Most people want to have their own beliefs reinforced. It is similar to how we react to the selected news channels we follow. Those believing one source will suggest others are just “fake.” In our daily operation, everything is followed. No one knows what is going to happen. All predictions are important but like others we are biased.
We have had a successful half-century of being right far more often than we’re wrong. That’s important. It also makes us biased, but since we are rather conservative in our investment, trading, and hedging philosophy, doing less than others is normal.
How About That Dollar
A lot hinges upon the Federal Reserve this week. Will the “powers that be” reduce the base interest rates by 25 or 50 basis points? I do not know, and face it, neither do you. In many ways, reasons to do either are valid, but reactions need to be moderated.
We’ve been short the U.S. Dollar against the Yen and will continue to build upon that position. The interest rates in the United States and Europe are heading lower. Expect Australia and New Zealand to follow as Japan hints at raising theirs.

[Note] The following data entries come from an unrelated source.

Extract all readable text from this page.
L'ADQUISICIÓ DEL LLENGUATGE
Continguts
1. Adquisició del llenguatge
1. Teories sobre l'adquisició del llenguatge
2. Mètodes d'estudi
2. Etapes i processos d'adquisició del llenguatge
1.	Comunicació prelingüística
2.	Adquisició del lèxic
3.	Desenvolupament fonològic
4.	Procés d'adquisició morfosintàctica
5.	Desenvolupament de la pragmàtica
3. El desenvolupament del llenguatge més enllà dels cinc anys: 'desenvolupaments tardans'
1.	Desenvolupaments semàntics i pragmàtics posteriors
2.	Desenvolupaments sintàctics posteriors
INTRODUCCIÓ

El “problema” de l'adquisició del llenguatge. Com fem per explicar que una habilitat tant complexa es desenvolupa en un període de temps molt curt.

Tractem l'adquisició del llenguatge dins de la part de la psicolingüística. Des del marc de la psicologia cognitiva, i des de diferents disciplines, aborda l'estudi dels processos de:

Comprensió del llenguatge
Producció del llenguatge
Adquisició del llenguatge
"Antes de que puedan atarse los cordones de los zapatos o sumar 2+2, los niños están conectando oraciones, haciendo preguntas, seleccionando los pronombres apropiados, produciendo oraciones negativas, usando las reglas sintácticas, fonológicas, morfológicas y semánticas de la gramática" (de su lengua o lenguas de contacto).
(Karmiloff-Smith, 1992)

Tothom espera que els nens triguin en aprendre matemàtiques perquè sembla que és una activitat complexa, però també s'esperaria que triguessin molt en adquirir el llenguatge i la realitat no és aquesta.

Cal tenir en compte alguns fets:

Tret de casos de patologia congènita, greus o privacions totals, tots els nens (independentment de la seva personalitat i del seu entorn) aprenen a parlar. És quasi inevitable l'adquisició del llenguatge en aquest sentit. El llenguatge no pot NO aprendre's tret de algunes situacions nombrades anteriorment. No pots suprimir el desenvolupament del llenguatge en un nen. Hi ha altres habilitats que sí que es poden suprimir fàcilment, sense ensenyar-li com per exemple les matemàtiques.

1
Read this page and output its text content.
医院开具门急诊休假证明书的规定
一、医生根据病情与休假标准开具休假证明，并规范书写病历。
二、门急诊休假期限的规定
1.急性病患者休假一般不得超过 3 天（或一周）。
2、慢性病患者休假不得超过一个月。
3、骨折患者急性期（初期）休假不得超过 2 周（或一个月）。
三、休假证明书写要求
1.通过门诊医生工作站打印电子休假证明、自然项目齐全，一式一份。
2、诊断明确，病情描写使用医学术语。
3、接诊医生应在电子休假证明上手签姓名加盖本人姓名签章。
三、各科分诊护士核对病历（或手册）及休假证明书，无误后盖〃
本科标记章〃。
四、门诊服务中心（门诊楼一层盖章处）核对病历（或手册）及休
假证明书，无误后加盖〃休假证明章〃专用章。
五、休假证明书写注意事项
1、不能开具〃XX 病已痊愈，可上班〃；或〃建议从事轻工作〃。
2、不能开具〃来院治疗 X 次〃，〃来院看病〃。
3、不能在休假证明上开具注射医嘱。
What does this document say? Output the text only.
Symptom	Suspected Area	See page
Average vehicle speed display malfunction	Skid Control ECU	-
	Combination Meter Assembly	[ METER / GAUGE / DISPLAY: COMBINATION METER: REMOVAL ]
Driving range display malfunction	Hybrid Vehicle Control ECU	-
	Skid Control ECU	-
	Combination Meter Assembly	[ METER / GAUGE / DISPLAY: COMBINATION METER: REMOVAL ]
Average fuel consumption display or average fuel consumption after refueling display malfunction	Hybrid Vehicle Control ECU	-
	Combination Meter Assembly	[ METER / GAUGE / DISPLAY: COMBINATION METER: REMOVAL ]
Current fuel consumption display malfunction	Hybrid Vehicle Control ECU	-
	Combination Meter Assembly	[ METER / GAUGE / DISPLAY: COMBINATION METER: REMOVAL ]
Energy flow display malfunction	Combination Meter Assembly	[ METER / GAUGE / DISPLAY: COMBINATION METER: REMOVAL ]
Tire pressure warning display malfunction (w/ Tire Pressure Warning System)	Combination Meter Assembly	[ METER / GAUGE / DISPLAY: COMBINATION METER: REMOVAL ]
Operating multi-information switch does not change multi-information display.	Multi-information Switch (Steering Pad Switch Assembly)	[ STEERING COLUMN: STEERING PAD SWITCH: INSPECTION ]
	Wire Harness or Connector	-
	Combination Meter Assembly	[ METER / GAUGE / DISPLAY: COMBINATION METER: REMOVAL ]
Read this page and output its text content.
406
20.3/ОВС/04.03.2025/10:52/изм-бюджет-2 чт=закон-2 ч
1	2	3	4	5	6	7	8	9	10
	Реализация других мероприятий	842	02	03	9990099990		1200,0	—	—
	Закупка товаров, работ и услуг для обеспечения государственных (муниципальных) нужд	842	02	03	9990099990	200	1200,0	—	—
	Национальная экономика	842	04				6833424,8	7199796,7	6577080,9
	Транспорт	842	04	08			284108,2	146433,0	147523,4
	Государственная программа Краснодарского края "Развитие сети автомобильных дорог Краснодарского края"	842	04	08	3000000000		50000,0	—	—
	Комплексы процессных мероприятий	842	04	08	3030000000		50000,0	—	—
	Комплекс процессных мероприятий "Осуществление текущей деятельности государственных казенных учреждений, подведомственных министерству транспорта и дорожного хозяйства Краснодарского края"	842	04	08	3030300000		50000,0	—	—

What About The American Elections
I’m not one to make predictions, but the markets seem to believe Trump is in the lead. I do not like either candidate, but I find fewer flaws with Trump than I do with Harris. At least I know where Trump stands versus the “word salad” responses put out by the Harris campaign. People are smart, and without a defining plan, the Democratic Party wants you to buy into hope and change. It may have worked in 2008. but in today’s real world, people want facts, not dreams.
Trump’s platform is not without problems. As the Dollar decreases, the real “cost of tariffs” will come into play. Inflation is here to stay, and the only effective way to deal with this problem is to “drill baby drill” and reduce regulation. It would be nice if the “printing of money” would decrease, but both parties seem reluctant to do that. It is the money supply that prevents recessions, and reductions in debt creation are a sure-fire way to bring about economic downside. Maybe that’s what we need.
Waiting For The Secondary
I’m a long-term, skillful buyer of Boeing. Over the last week, it has become apparent to me that the strike raises the chances that Boeing is going to need to raise capital. I know that the turnaround is only going to take place when revenues increase but like all companies, money to pay current bills is imperative.
With that in mind, I fully anticipate that Boeing is going to need to hit the secondary market for cash, and if this strike continues, they are going to need to do this sooner. I have my eyes on this situation and lots of powder dry to take advantage of it and hope all of you do too.
I knew him as Cat Stevens. Despite his becoming “Yusuf,” to me, he’ll always just be “Cat Stevens.” Fae it, he’s more prophetic than not. It is a Wild World out there, and you have to keep your eyes and ears open. Rates are coming down, but without the changes suggested, inflation is not. The worst economic times I remember happened in the 1970s. It was called “stagflation,” and that is what I see on the horizon. I’m one to listen and read everything possible, and the “talking heads” I follow agree. How about you?